Israel ("Sonnie") Shulman, a prominent Washington area dentist, received the John Carroll Award in ceremonies held at the Southern Hills Country Club, in Tulsa, OK, on October 15, 1977.

Shulman was born in New York but grew up in Washington, attending Eastern High School and receiving his undergraduate degree from George Washington University before enrolling in the dental school and earning his DDS in 1936. In a practice that cover over 55 years, Dr. Shulman was a member of numerous volunteer and civic boards.

In 1945, in response to discrimination of Jewish dentists in the Washington D.C. Dental Society, Dr. Shulman served as founder and president of the Maimonides Dental Society, which later named an award in his honor. In later years, Dr. Shulman was elected as president of the Washington D.C. Dental Society and helped lead efforts to allow black dentists to join the organization.

"During the 1950s, Dr.
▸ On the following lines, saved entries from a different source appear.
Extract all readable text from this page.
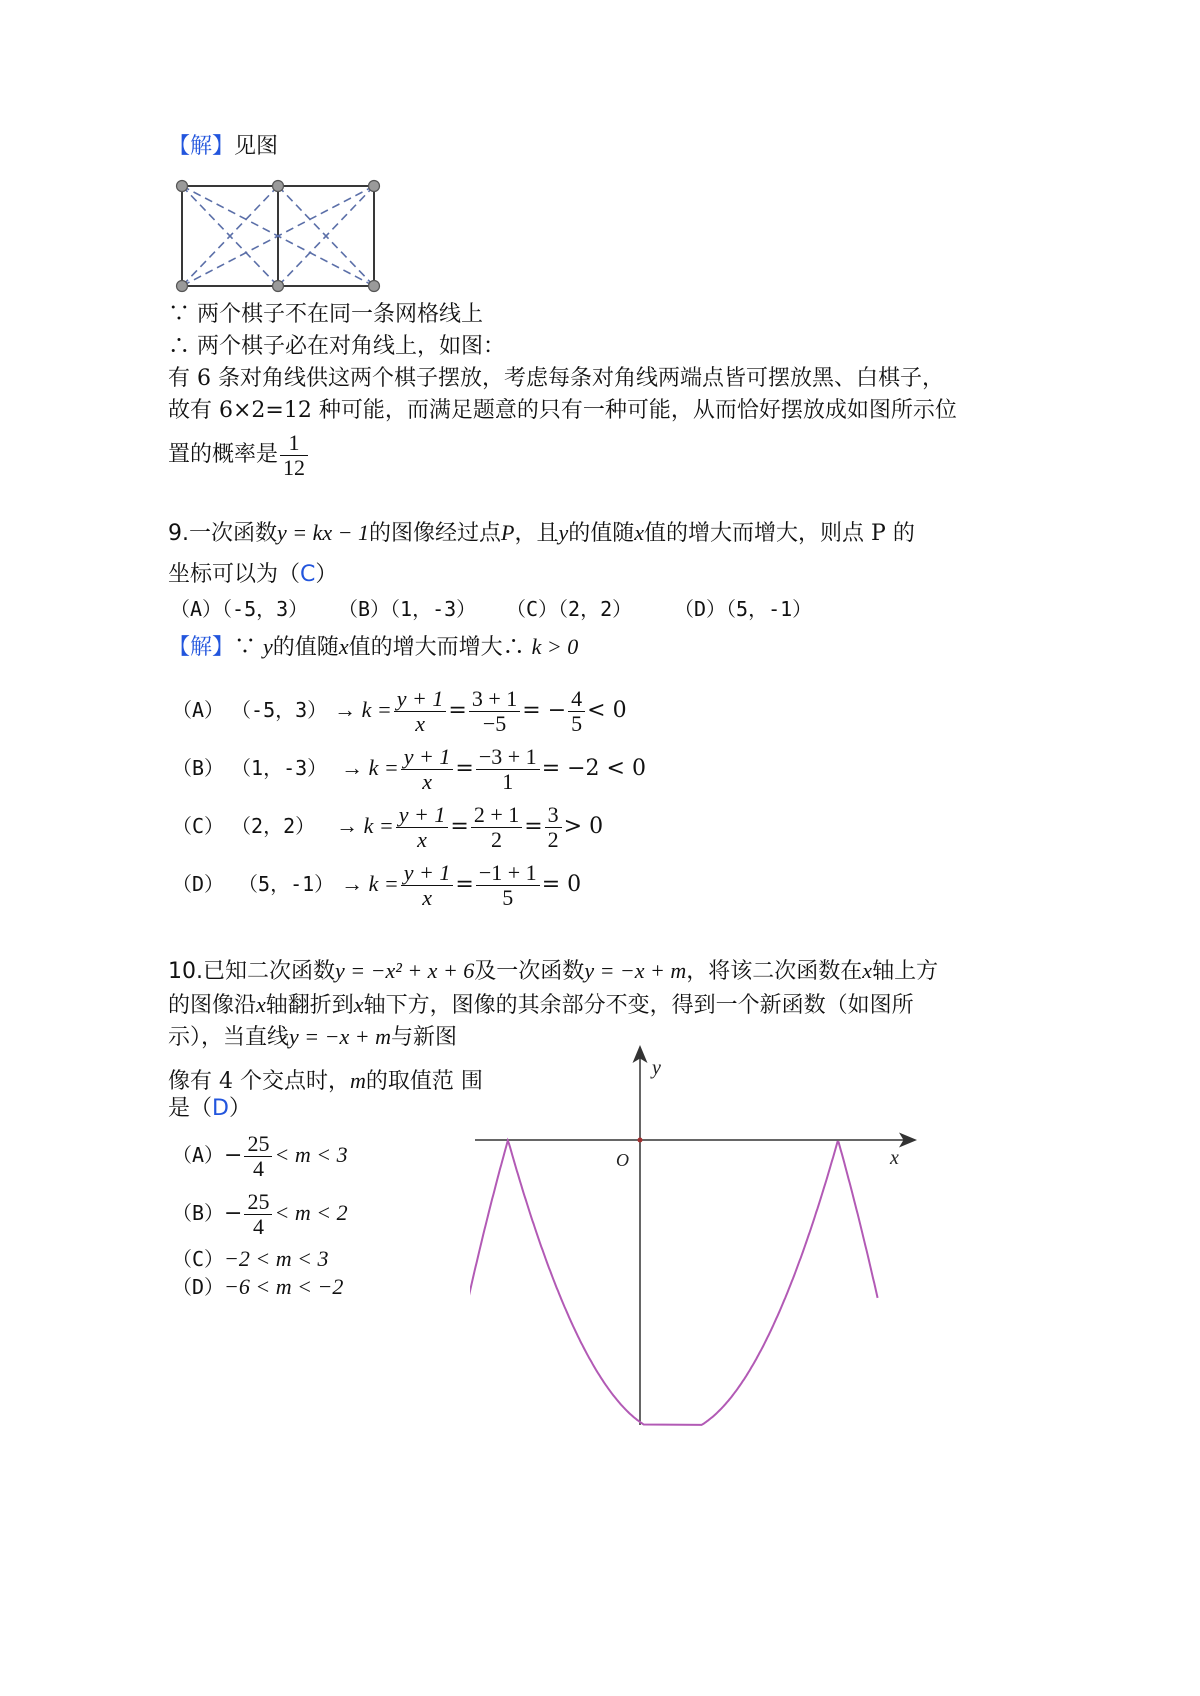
【解】见图
∵ 两个棋子不在同一条网格线上
∴ 两个棋子必在对角线上，如图：
有 6 条对角线供这两个棋子摆放，考虑每条对角线两端点皆可摆放黑、白棋子，
故有 6×2=12 种可能，而满足题意的只有一种可能，从而恰好摆放成如图所示位
置的概率是 $\frac{1}{12}$
9.一次函数y = kx − 1的图像经过点P，且y的值随x值的增大而增大，则点 P 的
坐标可以为（C）
（A）（-5，3） （B）（1，-3） （C）（2，2） （D）（5，-1）
【解】∵ y的值随x值的增大而增大∴ k > 0
（A） （-5，$3) \to k = \frac{y + 1}{x} = \frac{3 + 1}{-5}$ = − $\frac{4}{5} < 0$
（B） （1，$-3) \to k = \frac{y + 1}{x} = \frac{-3 + 1}{1} = -2 < 0$
（C） （2，$2) \to k = \frac{y + 1}{x} = \frac{2 + 1}{2} = \frac{3}{2} > 0$
（D） （5，$-1) \to k = \frac{y + 1}{x} = \frac{-1 + 1}{5} = 0$
10.已知二次函数y = −x² + x + 6及一次函数y = −x + m，将该二次函数在x轴上方
的图像沿x轴翻折到x轴下方，图像的其余部分不变，得到一个新函数（如图所
示），当直线y = −x + m与新图
像有 4 个交点时，m的取值范 围
是（D）
$(A)- \frac{25}{4} < m < 3$
$(B)- \frac{25}{4} < m < 2$
（C）−2 < m < 3
（D）−6 < m < −2
y
x
O
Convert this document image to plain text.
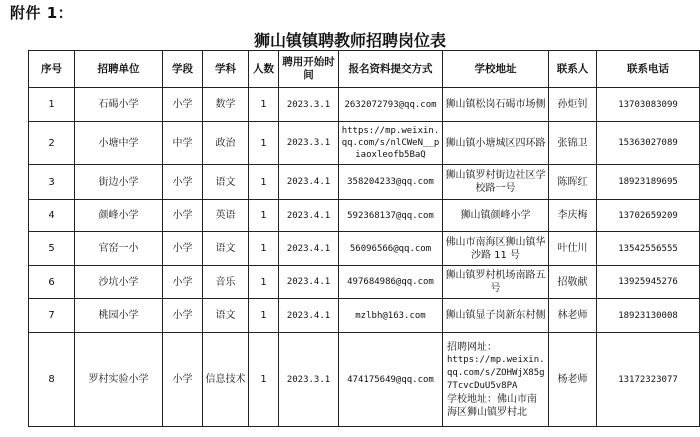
附件 1：
狮山镇镇聘教师招聘岗位表
序号	招聘单位	学段	学科	人数	聘用开始时间	报名资料提交方式	学校地址	联系人	联系电话
1	石碣小学	小学	数学	1	2023.3.1	2632072793@qq.com	狮山镇松岗石碣市场侧	孙炬钊	13703083099
2	小塘中学	中学	政治	1	2023.3.1	https://mp.weixin.qq.com/s/nlCWeN__piaoxleofb5BaQ	狮山镇小塘城区四环路	张锦卫	15363027089
3	街边小学	小学	语文	1	2023.4.1	358204233@qq.com	狮山镇罗村街边社区学校路一号	陈晖红	18923189695
4	颜峰小学	小学	英语	1	2023.4.1	592368137@qq.com	狮山镇颜峰小学	李庆梅	13702659209
5	官窑一小	小学	语文	1	2023.4.1	56096566@qq.com	佛山市南海区狮山镇华沙路 11 号	叶仕川	13542556555
6	沙坑小学	小学	音乐	1	2023.4.1	497684986@qq.com	狮山镇罗村机场南路五号	招敬献	13925945276
7	桃园小学	小学	语文	1	2023.4.1	mzlbh@163.com	狮山镇显子岗新东村侧	林老师	18923130008
8	罗村实验小学	小学	信息技术	1	2023.3.1	474175649@qq.com	招聘网址：
https://mp.weixin.qq.com/s/ZOHWjX85g7TcvcDuU5v8PA
学校地址：佛山市南海区狮山镇罗村北	杨老师	13172323077
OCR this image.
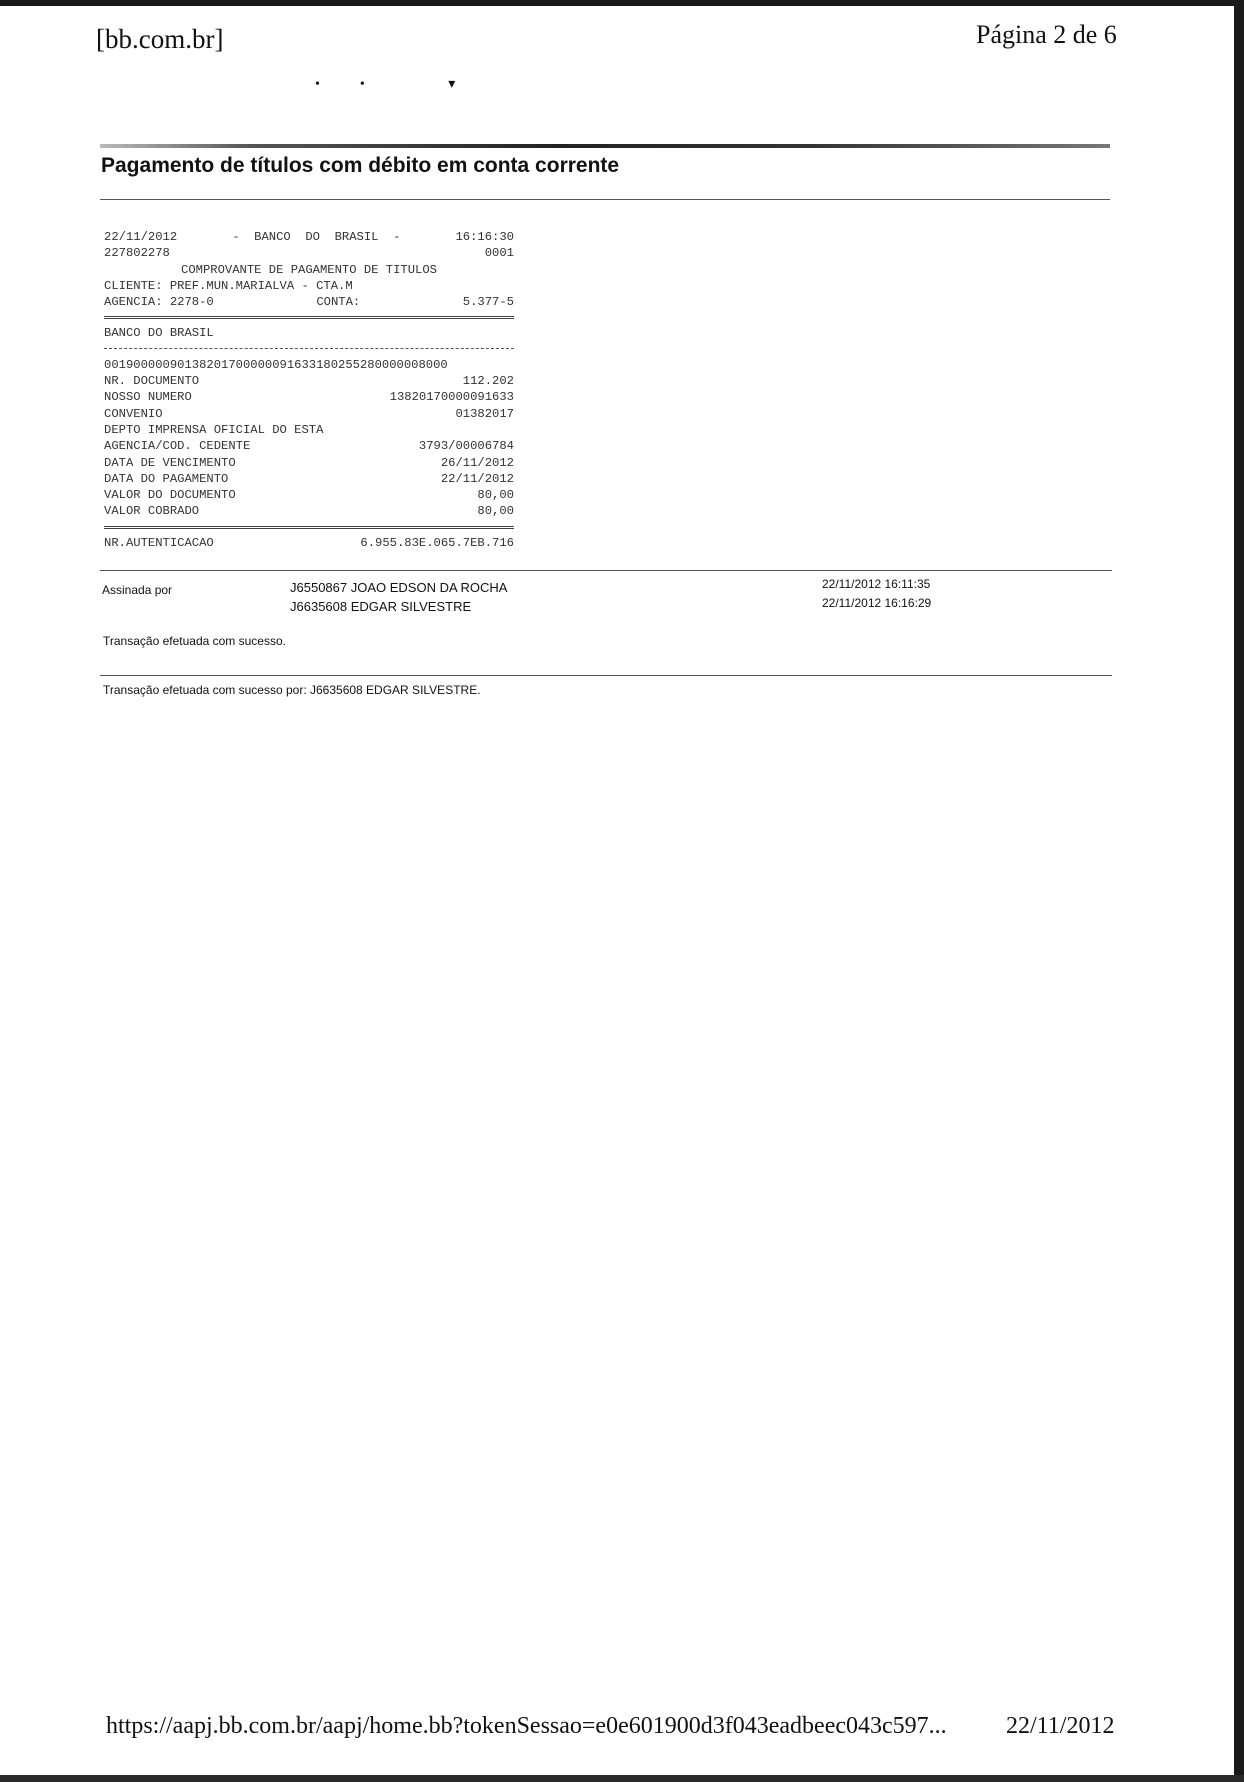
[bb.com.br]	Página 2 de 6
•• ▾
Pagamento de títulos com débito em conta corrente
22/11/2012	-  BANCO  DO  BRASIL  -	16:16:30
227802278	0001
COMPROVANTE DE PAGAMENTO DE TITULOS
CLIENTE: PREF.MUN.MARIALVA - CTA.M
AGENCIA: 2278-0	CONTA:	5.377-5
BANCO DO BRASIL
00190000090138201700000091633180255280000008000
NR. DOCUMENTO	112.202
NOSSO NUMERO	13820170000091633
CONVENIO	01382017
DEPTO IMPRENSA OFICIAL DO ESTA
AGENCIA/COD. CEDENTE	3793/00006784
DATA DE VENCIMENTO	26/11/2012
DATA DO PAGAMENTO	22/11/2012
VALOR DO DOCUMENTO	80,00
VALOR COBRADO	80,00
NR.AUTENTICACAO	6.955.83E.065.7EB.716
Assinada por	J6550867 JOAO EDSON DA ROCHA	22/11/2012 16:11:35
J6635608 EDGAR SILVESTRE	22/11/2012 16:16:29
Transação efetuada com sucesso.
Transação efetuada com sucesso por: J6635608 EDGAR SILVESTRE.
https://aapj.bb.com.br/aapj/home.bb?tokenSessao=e0e601900d3f043eadbeec043c597... 22/11/2012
Shulman was chairman of the Dental Society's committee on dental health and in that capacity was instrumental in persuading the D.C. Board of Commissioners to reverse an earlier decision against fluoridation of the city's water supply," wrote the Washington Post.

Dr. Shulman served as treasurer of the Jewish Community Council of Greater Washington and as a board member of the Jewish Historical Society of Greater Washington. He received an honorary degree from Georgetown in 1980.

Israel Shulman retired from dentistry in 1991 and died in 1998 at the age of 83.